³ Center for Allogeneic Stem Cell Transplantation, Karolinska University Hospital, Stockholm, Sweden.
⁴ Department of Oncology-Pathology, Karolinska Institutet, Stockholm, Sweden.
⁵ Clinical Immunology and Transfusion Medicine, Karolinska University Hospital, Stockholm, Sweden.

Abstract

Mucosal-associated invariant T (MAIT) cells are innate-like T cells which are important in the defense against certain bacteria and yeast. The reconstitution of MAIT cells after allogeneic hematopoietic stem cell transplantation (HSCT) is not known.

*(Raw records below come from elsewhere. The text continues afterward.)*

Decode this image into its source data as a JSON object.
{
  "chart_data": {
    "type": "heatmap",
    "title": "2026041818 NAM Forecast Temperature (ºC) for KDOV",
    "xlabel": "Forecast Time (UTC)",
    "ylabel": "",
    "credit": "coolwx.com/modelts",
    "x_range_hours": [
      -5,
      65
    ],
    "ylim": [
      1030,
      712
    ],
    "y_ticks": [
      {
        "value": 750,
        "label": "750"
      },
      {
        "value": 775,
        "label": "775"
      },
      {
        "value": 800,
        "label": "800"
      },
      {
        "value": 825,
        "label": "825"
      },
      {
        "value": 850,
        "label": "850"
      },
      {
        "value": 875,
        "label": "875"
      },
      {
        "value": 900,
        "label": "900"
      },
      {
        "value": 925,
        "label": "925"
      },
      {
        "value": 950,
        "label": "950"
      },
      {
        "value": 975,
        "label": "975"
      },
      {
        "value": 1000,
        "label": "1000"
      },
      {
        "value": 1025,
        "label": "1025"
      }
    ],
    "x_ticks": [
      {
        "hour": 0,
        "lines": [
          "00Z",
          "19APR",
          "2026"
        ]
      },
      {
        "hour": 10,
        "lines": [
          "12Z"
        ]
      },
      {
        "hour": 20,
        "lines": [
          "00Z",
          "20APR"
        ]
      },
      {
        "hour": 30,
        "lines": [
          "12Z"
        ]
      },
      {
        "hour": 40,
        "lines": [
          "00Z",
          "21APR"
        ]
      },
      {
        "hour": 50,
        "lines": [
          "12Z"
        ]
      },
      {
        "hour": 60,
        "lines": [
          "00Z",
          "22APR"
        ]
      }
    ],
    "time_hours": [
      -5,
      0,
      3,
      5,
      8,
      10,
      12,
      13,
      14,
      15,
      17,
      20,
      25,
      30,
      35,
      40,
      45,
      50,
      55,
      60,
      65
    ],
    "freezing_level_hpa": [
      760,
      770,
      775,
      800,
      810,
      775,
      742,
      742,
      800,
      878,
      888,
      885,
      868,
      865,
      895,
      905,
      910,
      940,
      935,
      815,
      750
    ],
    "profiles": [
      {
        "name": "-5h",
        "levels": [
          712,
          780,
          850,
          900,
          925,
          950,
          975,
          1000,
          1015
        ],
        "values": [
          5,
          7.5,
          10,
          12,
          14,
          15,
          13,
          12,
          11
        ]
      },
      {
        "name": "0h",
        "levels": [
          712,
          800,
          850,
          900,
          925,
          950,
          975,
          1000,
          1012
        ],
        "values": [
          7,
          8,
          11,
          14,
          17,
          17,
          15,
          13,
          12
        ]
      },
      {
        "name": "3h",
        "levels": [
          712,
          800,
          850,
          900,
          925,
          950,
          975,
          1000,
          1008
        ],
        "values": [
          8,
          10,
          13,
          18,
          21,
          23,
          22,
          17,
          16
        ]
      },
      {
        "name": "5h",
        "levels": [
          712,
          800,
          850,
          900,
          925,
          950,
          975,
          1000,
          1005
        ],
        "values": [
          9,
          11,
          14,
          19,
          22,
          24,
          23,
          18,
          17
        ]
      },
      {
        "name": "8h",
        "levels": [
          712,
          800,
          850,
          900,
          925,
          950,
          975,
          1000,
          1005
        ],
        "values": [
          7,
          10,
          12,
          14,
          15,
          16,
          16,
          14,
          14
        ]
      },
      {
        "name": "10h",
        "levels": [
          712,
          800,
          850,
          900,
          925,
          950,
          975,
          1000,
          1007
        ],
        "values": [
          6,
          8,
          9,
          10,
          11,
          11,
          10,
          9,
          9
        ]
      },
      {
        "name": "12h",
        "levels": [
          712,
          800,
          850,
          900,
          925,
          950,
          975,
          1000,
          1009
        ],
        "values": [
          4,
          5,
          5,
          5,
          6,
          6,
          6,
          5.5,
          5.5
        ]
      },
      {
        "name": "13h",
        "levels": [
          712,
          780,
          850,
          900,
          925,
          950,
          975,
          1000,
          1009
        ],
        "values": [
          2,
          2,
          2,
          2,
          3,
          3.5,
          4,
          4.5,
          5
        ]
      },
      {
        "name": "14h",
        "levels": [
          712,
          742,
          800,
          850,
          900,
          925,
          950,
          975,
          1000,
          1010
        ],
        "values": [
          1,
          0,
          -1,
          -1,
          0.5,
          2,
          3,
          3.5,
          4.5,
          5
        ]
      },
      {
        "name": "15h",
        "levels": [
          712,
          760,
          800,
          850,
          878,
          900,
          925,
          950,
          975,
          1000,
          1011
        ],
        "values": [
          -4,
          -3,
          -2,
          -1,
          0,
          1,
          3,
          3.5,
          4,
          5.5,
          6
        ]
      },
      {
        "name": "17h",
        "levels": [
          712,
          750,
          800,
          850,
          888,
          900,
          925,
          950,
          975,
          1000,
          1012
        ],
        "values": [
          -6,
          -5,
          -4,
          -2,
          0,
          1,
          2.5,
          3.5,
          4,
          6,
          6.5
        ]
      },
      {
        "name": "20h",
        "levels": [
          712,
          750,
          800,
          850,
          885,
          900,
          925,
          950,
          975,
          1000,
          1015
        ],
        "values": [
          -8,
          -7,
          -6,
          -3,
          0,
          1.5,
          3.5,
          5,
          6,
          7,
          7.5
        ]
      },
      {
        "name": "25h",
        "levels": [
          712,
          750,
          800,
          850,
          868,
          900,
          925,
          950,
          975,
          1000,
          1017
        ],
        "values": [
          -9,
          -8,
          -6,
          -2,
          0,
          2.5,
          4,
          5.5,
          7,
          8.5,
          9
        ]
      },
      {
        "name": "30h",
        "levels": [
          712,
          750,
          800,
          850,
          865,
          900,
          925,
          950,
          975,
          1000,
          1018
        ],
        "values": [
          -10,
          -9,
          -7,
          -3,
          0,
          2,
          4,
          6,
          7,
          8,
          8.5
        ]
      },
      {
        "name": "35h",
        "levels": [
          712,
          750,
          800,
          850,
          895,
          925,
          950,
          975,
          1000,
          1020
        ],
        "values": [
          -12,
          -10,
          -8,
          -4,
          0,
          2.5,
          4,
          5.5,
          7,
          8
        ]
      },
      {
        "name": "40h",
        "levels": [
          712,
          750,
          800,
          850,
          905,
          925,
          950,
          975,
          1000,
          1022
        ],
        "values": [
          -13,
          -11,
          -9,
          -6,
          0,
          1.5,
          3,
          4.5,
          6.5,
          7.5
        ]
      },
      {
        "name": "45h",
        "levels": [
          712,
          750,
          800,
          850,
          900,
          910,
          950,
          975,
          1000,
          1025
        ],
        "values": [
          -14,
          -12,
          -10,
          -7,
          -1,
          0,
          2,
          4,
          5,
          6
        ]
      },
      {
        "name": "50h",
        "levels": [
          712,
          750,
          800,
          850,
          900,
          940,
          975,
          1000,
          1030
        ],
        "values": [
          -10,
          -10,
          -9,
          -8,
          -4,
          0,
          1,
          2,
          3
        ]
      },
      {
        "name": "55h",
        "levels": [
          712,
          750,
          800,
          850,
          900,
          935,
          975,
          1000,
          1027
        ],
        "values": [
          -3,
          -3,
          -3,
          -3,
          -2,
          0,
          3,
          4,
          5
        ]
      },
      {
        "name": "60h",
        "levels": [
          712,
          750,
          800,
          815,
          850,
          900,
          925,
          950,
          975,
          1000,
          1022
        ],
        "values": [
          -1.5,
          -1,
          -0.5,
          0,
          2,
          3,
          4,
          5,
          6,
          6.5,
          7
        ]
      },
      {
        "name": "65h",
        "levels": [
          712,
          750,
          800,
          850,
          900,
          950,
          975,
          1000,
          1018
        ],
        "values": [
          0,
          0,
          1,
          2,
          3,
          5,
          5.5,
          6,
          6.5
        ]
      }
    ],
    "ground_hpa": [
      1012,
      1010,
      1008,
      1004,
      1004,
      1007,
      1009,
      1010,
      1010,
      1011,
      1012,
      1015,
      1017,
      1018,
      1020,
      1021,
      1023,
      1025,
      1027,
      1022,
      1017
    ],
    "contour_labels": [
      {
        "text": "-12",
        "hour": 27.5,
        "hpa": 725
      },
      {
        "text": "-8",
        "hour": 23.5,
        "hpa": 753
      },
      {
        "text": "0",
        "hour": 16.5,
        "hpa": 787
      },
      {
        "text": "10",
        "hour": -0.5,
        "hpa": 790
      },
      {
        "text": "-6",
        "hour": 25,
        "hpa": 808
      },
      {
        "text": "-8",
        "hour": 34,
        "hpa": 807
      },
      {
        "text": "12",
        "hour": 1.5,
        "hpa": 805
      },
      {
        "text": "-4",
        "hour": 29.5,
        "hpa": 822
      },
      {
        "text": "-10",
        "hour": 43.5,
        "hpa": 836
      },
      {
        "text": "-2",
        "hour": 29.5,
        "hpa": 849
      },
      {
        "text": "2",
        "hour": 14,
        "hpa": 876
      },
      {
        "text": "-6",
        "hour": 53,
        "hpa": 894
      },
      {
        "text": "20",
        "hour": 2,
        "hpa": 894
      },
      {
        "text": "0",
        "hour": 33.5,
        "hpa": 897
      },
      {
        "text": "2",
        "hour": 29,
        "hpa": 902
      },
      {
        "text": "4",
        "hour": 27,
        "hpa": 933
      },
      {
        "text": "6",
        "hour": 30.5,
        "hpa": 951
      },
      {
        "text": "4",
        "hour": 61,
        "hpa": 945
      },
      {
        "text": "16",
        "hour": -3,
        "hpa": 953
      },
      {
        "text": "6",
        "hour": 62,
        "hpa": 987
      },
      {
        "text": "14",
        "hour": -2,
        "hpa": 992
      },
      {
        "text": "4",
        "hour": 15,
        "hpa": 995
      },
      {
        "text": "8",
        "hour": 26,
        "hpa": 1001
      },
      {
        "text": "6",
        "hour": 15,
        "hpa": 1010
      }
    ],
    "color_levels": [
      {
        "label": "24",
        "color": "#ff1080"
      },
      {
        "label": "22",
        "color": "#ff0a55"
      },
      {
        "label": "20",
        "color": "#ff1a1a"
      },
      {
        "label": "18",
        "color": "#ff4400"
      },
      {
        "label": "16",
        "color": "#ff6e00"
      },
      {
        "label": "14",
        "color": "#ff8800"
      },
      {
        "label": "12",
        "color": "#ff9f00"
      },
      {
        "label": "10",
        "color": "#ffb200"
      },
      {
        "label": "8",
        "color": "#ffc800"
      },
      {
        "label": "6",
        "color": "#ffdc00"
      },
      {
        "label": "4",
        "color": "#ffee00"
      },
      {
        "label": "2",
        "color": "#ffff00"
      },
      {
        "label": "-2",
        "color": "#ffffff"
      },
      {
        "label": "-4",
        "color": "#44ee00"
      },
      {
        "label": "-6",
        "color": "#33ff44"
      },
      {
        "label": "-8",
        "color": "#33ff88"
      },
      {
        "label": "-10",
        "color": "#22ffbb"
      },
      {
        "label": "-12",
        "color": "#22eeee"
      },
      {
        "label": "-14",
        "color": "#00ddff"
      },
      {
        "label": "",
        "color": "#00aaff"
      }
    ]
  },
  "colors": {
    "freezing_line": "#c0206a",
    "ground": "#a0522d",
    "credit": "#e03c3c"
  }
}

We investigated MAIT cell phenotype and function in 17 patients devoid of relapse and severe graft-versus-host disease (GvHD) in paired samples collected 1-2, 3-6, 12, and 24 months after transplantation. Data were compared to 17 healthy controls (HC), as well as 22 patients with acute GvHD grade 2-3. The frequency of MAIT cells within CD3⁺ cells was approximately 10-fold lower than in HC and did not increase over the 2 years following HSCT. MAIT cells in HSCT patients displayed an elevated expression of CD69 and intracellular granzyme B and were predominantly composed of CD4/CD8 double-negative cells. The expression of PD-1 on MAIT cells was low and did not change during the observational time, whereas the CD3⁺CD161^dim/negTCRVα7.2^dim/neg cells (non-MAIT T cells) displayed a high expression early after HSCT that decreased to normal levels at 24 months. MAIT cells collected 2-6 months post-HSCT showed an impaired IFN-γ and perforin response after bacterial stimulation, but the response was restored at 24 months. Patients with acute GvHD had similar proportions of MAIT cells as patients with grade 0-1, but consisted mainly of CD8⁺ cells. Finally, MAIT cells were more sensitive to cyclosporine A and sirolimus than non-MAIT T cells. To conclude, MAIT cell reconstitution following HSCT is deficient compared to non-MAIT T cells and GvHD grade ≥2 is not correlated with MAIT cell frequency. MAIT cell functionality was impaired early after HSCT, but restored at 24 months post-HSCT. MAIT cells have an increased sensibility to common immunosuppressive drugs, which maybe could explain their hampered reconstitution after HSCT.

Keywords: PD-1; allogeneic hematopoietic stem cell transplantation; cyclosporin A; graft-versus-host disease; immune reconstitution; mucosal-associated invariant T cells; sirolimus.